As for pseudo-acne fulminans, which is more common in men, Dr Baldwin mentioned, “Those people who have severe inflamed acne and in patients with a lot of truncal involvement, there's the absence of systemic signs or symptoms of traditional acne fulminans and scarring is virtually a guarantee.” To treat pseudo-acne fulminans, Dr Baldwin recommended avoiding it all together by starting high-risk patients on low doses and prednisone. To manage pseudo-acne fulminans, she recommended:
- Stop or cut the isotretinoin dose by 50%
- Add prednisone 1 mg/kg
- Use trimethoprim-sulfamethoxazole in variations
- Slowly reinstitute isotretinoin
Dr Baldwin then covered treating severe acne in female patients during pregnancy. Some of the options she suggested include:
- Topical medications
- Metronidazole, azelaic acid, clindamycin, erythromycin, salicylic acid (category C)
- Benzoyl peroxide (category C): 5% absorbed, immediately metabolized into benzoic acid, rapidly cleared
- Oral medications
- Azithromycin, amoxicillin, cephalexin, erythromycin
- Metformin
- Prednisone
- Procedural
- Laser and light
- Photodynamic therapy (aminolevulinic acid is category C)

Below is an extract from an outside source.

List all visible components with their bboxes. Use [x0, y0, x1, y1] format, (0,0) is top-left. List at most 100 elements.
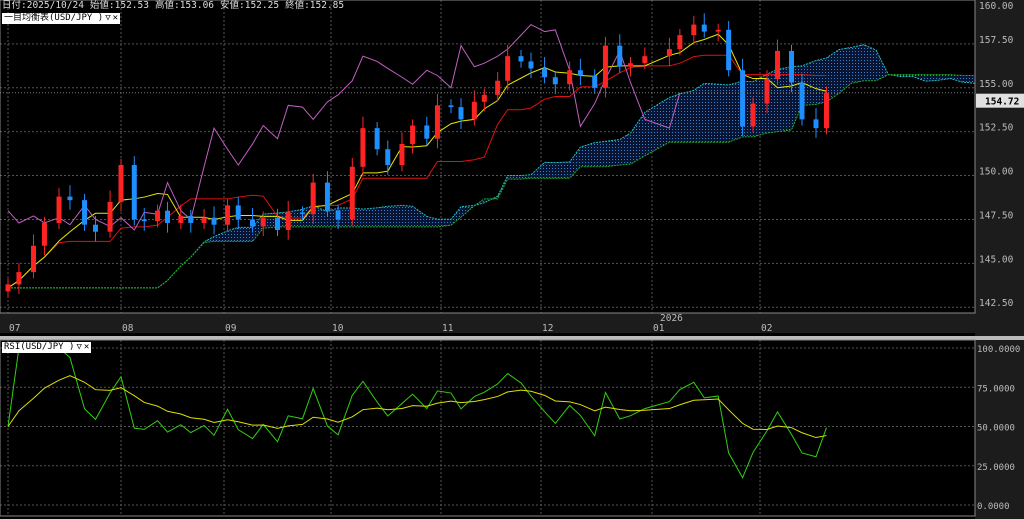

For isotretinoin treatment in patients with inflammatory bowel disease (IBD), Dr Baldwin presented several case studies:
- Case-control study: minimal, dose-dependent risk of ulcerative colitis, not Crohn disease
- 4 large case-control and cohort studies: no link with IBD
- Mayo Clinic: reduced incidence of IBD
- Meta-analysis of 9.7 million pooled patients: no link with IBD
Next, Dr Baldwin discussed isotretinoin treatment in patients with depression. One conclusion was that isotone does not appear to be associated with depression. “The treatment of acne appears to actually ameliorate depressive symptoms.” Whereas in another meta-analysis and systemic review of 20 studies, “the conclusion of the authors was that use of isotretinoin is actually associated with significantly improved depressive symptoms.”
Lastly, Dr Baldwin discussed treating acne during lactation. All topical products appear to be safe, along with metformin and laser and light. The following antibiotics are considered safe during lactation:
- Erythromycin – “for short periods”
- Azithromycin – longer half life
- Clindamycin – 1 case bloody stools, unrelated
- Trimethoprim/sulfamethoxazole – after 2 months of age
- Penicillin
- Cephalosporins
- Tetracycline
- Doxycycline/minocycline – lipophilic, toxicity possible
Reference
Baldwin H. Challenging acne cases. Presented at: Dermatology Week 2022; September 14-17, 2022; Virtual.